Our family heads home to my brother’s apartment to discuss some exciting new changes in Salman’s life. As you recall from the blog last year, Salman at the time was making peace with a divorce. In September, he will be getting married to a (un)lucky lady and together the two will move to Ohio. It’s one of many reasons my family should be happy right now because of all the good news in me and my brothers’ lives.

“This is the time we should be thanking Allah,” my mom pleads to my dad. “All the mistakes we made and things we didn’t do, our five boys are fixing those mistakes with their success. When I see Aman, I feel like I’m inside him and doing what he’s doing and I’m inside Zeshawn doing what he’s doing.”

“What’s Zeshawn doing?” my dad said with a wry and squeaking chuckle. “That kid is a bum.”

Zeshawn rolls his eyes and my mom consoles him with a hug.

My dad has a personality switch that goes from stoic to goofball in seconds. One minute he’s quiet and will barely even utter a peep and the next minute he’s riffing about how dorky my glasses are. I giggle incessantly everytime he opens his mouth.

I ask my dad why he can’t sit back, relax and smile at all the joy in our family right now. My mom responds instead.

“Your father worked hard all his life for the past 40 years,” she said. “He can’t stay one day at home. He feels very good when he’s working and helping people and right now he feels like he can’t.”

But there’s no reason for him to work. My brothers and I are blessed to be independent adults who don’t need him to support us. Maybe that’s what the problem is, Salman said.

“For dad’s entire life, he’s wrapped his identity around doing work,” Salman said. “He’s used to being the one that’s in control. He’s used to driving the bus and he’s having difficulty sitting in the backseat.”

My brothers and I have tried what feels like everything to comfort my dad during this difficult time. We call him every time we get a free moment and visit whenever we can. We’re all doing very well in our respective lives and why can’t that be enough?

“We don’t know what makes him happy in life, honestly,” Salman said. “It’s important that we want our father to be proud of us, but it’s his personality he’s always going to find something to be unhappy about.”

My father has a success narrative similar to many fathers out there. He grew up in India and at a young age was determined to move to the United States when he married my mom.

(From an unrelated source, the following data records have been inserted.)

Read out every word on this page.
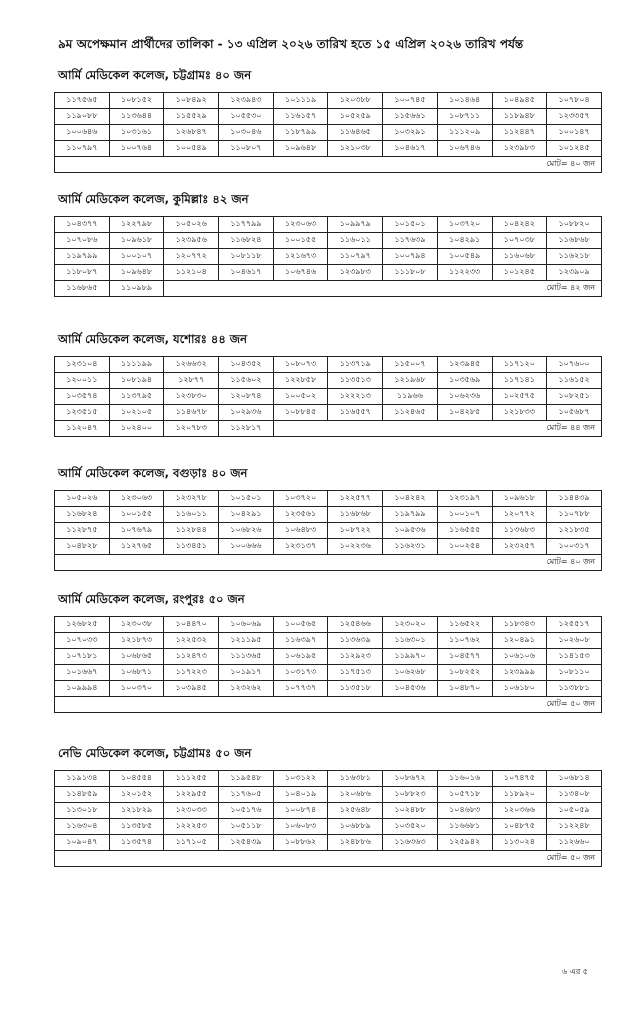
৯ম অপেক্ষমান প্রার্থীদের তালিকা - ১৩ এপ্রিল ২০২৬ তারিখ হতে ১৫ এপ্রিল ২০২৬ তারিখ পর্যন্ত
আর্মি মেডিকেল কলেজ, চট্টগ্রামঃ ৪০ জন
১১৭৫৬৫	১০৮১৫২	১০৮৪৯২	১২৩৯৪৩	১০১১১৯	১২০৩৮৮	১০০৭৪৫	১০১৪৬৪	১০৪৯৪৫	১০৭৮০৪
১১৯০৮৮	১১৩৬৪৪	১১৫৫২৯	১০৫৫৩০	১১৬১৫৭	১০৫২৫৯	১১৫৬৬১	১০৮৭১১	১১৮৯৪৮	১২৩৩৫৭
১০০৬৪৬	১০৩১৬১	১২৬৮৪৭	১০৩০৪৬	১১৮৭৯৯	১১৬৪৬৫	১০৩২৯১	১১১২০৯	১১২৪৪৭	১০০১৪৭
১১০৭৯৭	১০০৭৬৪	১০০৫৪৯	১১০৮০৭	১০৯৬৪৮	১২১০৩৮	১০৪৬১৭	১০৬৭৪৬	১২৩৯৮৩	১০১২৪৫
মোট= ৪০ জন									
আর্মি মেডিকেল কলেজ, কুমিল্লাঃ ৪২ জন
১০৪৩৭৭	১২২৭৯৮	১০৫০২৬	১১৭৭৯৯	১২৩০৬৩	১০৯৯৭৯	১০১৫০১	১০৩৭২০	১০৪২৪২	১০৮৮২০
১০৭০৮৬	১০৯৬১৮	১২৩৯৫৬	১১৬৮২৪	১০০১৫৫	১১৬০১১	১১৭৬৩৯	১০৪২৯১	১০৭০৩৮	১১৬৮৬৮
১১৯৭৯৯	১০০১০৭	১২০৭৭২	১০৮১১৮	১২১৬৭৩	১১০৭৯৭	১০০৭৯৪	১০০৫৪৯	১১৬০৬৮	১১৬২১৮
১১৮০৮৭	১০৯৬৪৮	১১২১০৪	১০৪৬১৭	১০৬৭৪৬	১২৩৯৮৩	১১১৮০৮	১১২২৩৩	১০১২৪৫	১২৩৯০৯
১১৬৮৬৫	১১০৯৮৯	মোট= ৪২ জন							
আর্মি মেডিকেল কলেজ, যশোরঃ ৪৪ জন
১২৩১০৪	১১১১৯৯	১২৬৬৩২	১০৪৩৫২	১০৮০৭৩	১১৩৭১৯	১১৫০০৭	১২৩৯৪৫	১১৭১২০	১০৭৬০০
১২০০১১	১০৮১৯৪	১২৮৭৭	১১৫৬০২	১২২৮৫৮	১১৩৫১৩	১২১৯৬৮	১০৩৫৬৯	১১৭১৪১	১১৬১৫২
১০৩৫৭৪	১১৩৭৯৫	১২৩৮৩০	১২০৮৭৪	১০০৫০২	১২২২১৩	১১৯৬৬	১০৬২৩৬	১০২৫৭৫	১০৮২৫১
১২৩৫১৫	১০২১০৫	১১৪৬৭৮	১০২৯৩৬	১০৮৮৪৫	১১৬৫৫৭	১১২৪৬৫	১০৪২৮৫	১২১৮৩৩	১০৫৬৮৭
১১২০৪৭	১০২৪০০	১২০৭৮৩	১১২৮১৭	মোট= ৪৪ জন					
আর্মি মেডিকেল কলেজ, বগুড়াঃ ৪০ জন
১০৫০২৬	১২৩০৬৩	১২৩২৭৮	১০১৫০১	১০৩৭২০	১২২৫৭৭	১০৪২৪২	১২৩১৯৭	১০৯৬১৮	১১৪৪৩৯
১১৬৮২৪	১০০১৫৫	১১৬০১১	১০৪২৯১	১২৩৫৬১	১১৬৮৬৮	১১৯৭৯৯	১০০১০৭	১২০৭৭২	১১০৭৮৮
১১২৮৭৫	১০৭৬৭৯	১১২৮৪৪	১০৬৮২৬	১০৬৪৮৩	১০৮৭২২	১০৯৫৩৬	১১৬৫৫৫	১১৩৬৮৩	১২১৮৩৫
১০৪৮২৮	১১২৭৬৫	১১৩৪৫১	১০০৬৬৬	১২৩১৩৭	১০২২৩৬	১১৬২৩১	১০০২৫৪	১২৩২৫৭	১০০৩১৭
মোট= ৪০ জন									
আর্মি মেডিকেল কলেজ, রংপুরঃ ৫০ জন
১২৬৮২৫	১২৩০৩৮	১০৪৪৭০	১০৬০৬৯	১০০৫৬৫	১২৫৪৬৬	১২৩০২০	১১৬৫২২	১১৮৩৪৩	১২৫৫১৭
১০৭০৩৩	১২১৮৭৩	১২২৫৩২	১২১১৯৫	১১৬৩৯৭	১১৩৬৩৯	১১৬৩০১	১১০৭৬২	১২০৪৯১	১০২৬০৮
১০৭১৮১	১০৬৮৬৫	১১২৪৭৩	১১১৩৬৫	১০৬১৯৫	১১২৯২৩	১১৯৯৭০	১০৪৫৭৭	১০৬১০৬	১১৪১৫৩
১০১৬৬৭	১০৬৮৭১	১১৭২২৩	১০১৯১৭	১০৩১৭৩	১১৭৫১৩	১০৬২৬৮	১০৮২৫২	১২৩৯৯৯	১০৮১১০
১০৯৯৯৪	১০০৩৭০	১০৩৯৪৫	১২৩২৬২	১০৭৭৩৭	১১৩৫১৮	১০৪৫৩৬	১০৪৮৭০	১০৬১৮০	১১৩৮৮১
মোট= ৫০ জন									
নেভি মেডিকেল কলেজ, চট্টগ্রামঃ ৫০ জন
১১৯১৩৪	১০৪৫৫৪	১১১২৫৫	১১৯৫৪৮	১০৩১২২	১১৬৩৮১	১০৮৬৭২	১১৬০১৬	১০৭৪৭৫	১০৬৮১৪
১১৪৮৫৯	১২০১৫২	১২২৯৫৫	১১৭৬০৫	১০৪০১৯	১২০৬৮৬	১০৮৮২৩	১০৫৭১৮	১১৮৯২০	১১৩৪০৮
১১৩০১৮	১২১৮২৯	১২৩০৩৩	১০৫১৭৬	১০০৮৭৪	১২৫৬৪৮	১০২৪৮৮	১০৪৬৮৩	১২০৩৬৬	১০৫০৫৯
১১৬৩০৪	১১৩৫৮৫	১২২২৫৩	১০৫১১৮	১০৬০৮৩	১০৬৮৮৯	১০৩৫২০	১১৬৬৮১	১০৪৮৭৫	১১২২৪৮
১০৯০৪৭	১১৩৫৭৪	১১৭১০৫	১২৫৪৩৯	১০৮৮৬২	১২৪৮৮৬	১১৬৩৬৩	১২৫৯৪২	১১৩০২৪	১১২৬৬০
মোট= ৫০ জন									
৬ এর ৫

He was extremely poor and one of his first jobs was mopping the floors at a Dunkin Donuts. From there he worked his way up the ranks and onto corporate baking companies.

“You worked so hard, so now is the time you should be praying to Allah thanking him for all that he’s given us,” my mom said.

My dad wiggles around on the coach and squeams. He stares at a wall and I can tell he’s beating himself up on the inside. My father is extremely hard on himself and always feels like nobody likes him.  Maybe it comes with the territory of being a father, a job most people often don’t give enough credit to.

“All I want is for my kids to respect me” Dad said.

My dad had a pretty traumatic upbringing in India, the details of which I barely know. But for that reason, he doesn’t often keep in touch with relatives because it reminds him of the past. But my mom asks him how can he expect us kids to respect him when he neglects people pivotal to him in his own upbringing.

“You haven’t seen your aunt in almost 15 years,” my mom said. “She practically raised you like her own son.”

“I raised you Aman like you were one of my own sons too,” my dad said with his goofy chuckle again. “Good thing I saved the receipt on you though.”